The ECB has sufficient power to do so: with several Member States having a public debt-to-GDP ratio above 100% and not too strong growth prospects, their bond yields are heavily reliant on the ECB’s protection (in fact, following the Quantitative Tightening announcement, in just two days the yield on 10-year Italian and Spanish government debt has risen by 42 and 27 basis points, respectively).
However, we believe this is an error. According to Eurostat, in the third quarter of 2022, half of the Eurozone Member States have not yet recovered the pre-pandemic GDP level (the Eurozone as a whole is only 0.22% above). Further, Italy and Greece have yet to reach the level of late 2008, and Spain has barely surpassed it. Encouraging public investment to expand productive capacity would be more appropriate to fight the potential overheating of the European economy than a restrictive fiscal policy that limits its expansion. Such productive investment should focus on accelerating the energy transition of European economies while strengthening their independence from fossil fuel exporting countries — such as Russia.

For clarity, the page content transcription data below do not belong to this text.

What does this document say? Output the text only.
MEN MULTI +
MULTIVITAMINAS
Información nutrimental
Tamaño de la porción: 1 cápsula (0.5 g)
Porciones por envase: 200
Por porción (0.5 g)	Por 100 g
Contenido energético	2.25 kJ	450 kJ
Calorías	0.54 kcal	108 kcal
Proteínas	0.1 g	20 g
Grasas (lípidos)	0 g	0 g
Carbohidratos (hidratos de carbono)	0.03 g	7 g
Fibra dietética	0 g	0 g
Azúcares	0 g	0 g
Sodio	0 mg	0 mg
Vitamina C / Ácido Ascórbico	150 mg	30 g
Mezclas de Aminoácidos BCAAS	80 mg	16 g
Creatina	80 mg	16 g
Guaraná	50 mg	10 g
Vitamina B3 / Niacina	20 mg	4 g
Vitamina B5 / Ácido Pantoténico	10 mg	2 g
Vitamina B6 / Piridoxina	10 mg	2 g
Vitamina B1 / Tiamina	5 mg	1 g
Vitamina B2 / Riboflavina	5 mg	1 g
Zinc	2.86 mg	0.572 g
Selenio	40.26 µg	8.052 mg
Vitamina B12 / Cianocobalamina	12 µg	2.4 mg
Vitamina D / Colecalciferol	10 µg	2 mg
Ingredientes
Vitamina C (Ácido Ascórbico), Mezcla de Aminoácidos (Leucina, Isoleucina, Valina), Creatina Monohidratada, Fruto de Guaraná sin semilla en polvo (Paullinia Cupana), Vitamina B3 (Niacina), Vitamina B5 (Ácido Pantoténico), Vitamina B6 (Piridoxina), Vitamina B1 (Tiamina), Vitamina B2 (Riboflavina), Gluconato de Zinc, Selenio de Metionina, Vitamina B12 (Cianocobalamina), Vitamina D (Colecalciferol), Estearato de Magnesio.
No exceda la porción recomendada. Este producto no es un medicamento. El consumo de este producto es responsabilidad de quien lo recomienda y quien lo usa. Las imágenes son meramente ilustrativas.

With its current policy, the ECB not only adds little value to fight inflation but also hinders the implementation of measures that would be effective and compatible with other economic policy objectives. Conversely, it has the opportunity to take an alternative decision that could provide a substantive boost to the green investment programs that Europe needs: to convert into perpetual debt — or cancel — the public debt it has bought in recent years, relieving the pressure on the States when it comes to refinancing it, as requested by a large number of European economists in 2021 (here).
 “[T]he important role of both positive demand-side and negative supply-side shocks in spurring inflation clearly shows that the current macroeconomic environment differs from the one before and during the pandemic, when downside risks to price stability called for an expansion of both monetary and fiscal policy to support risk-sharing and counter weakening demand.” (Here).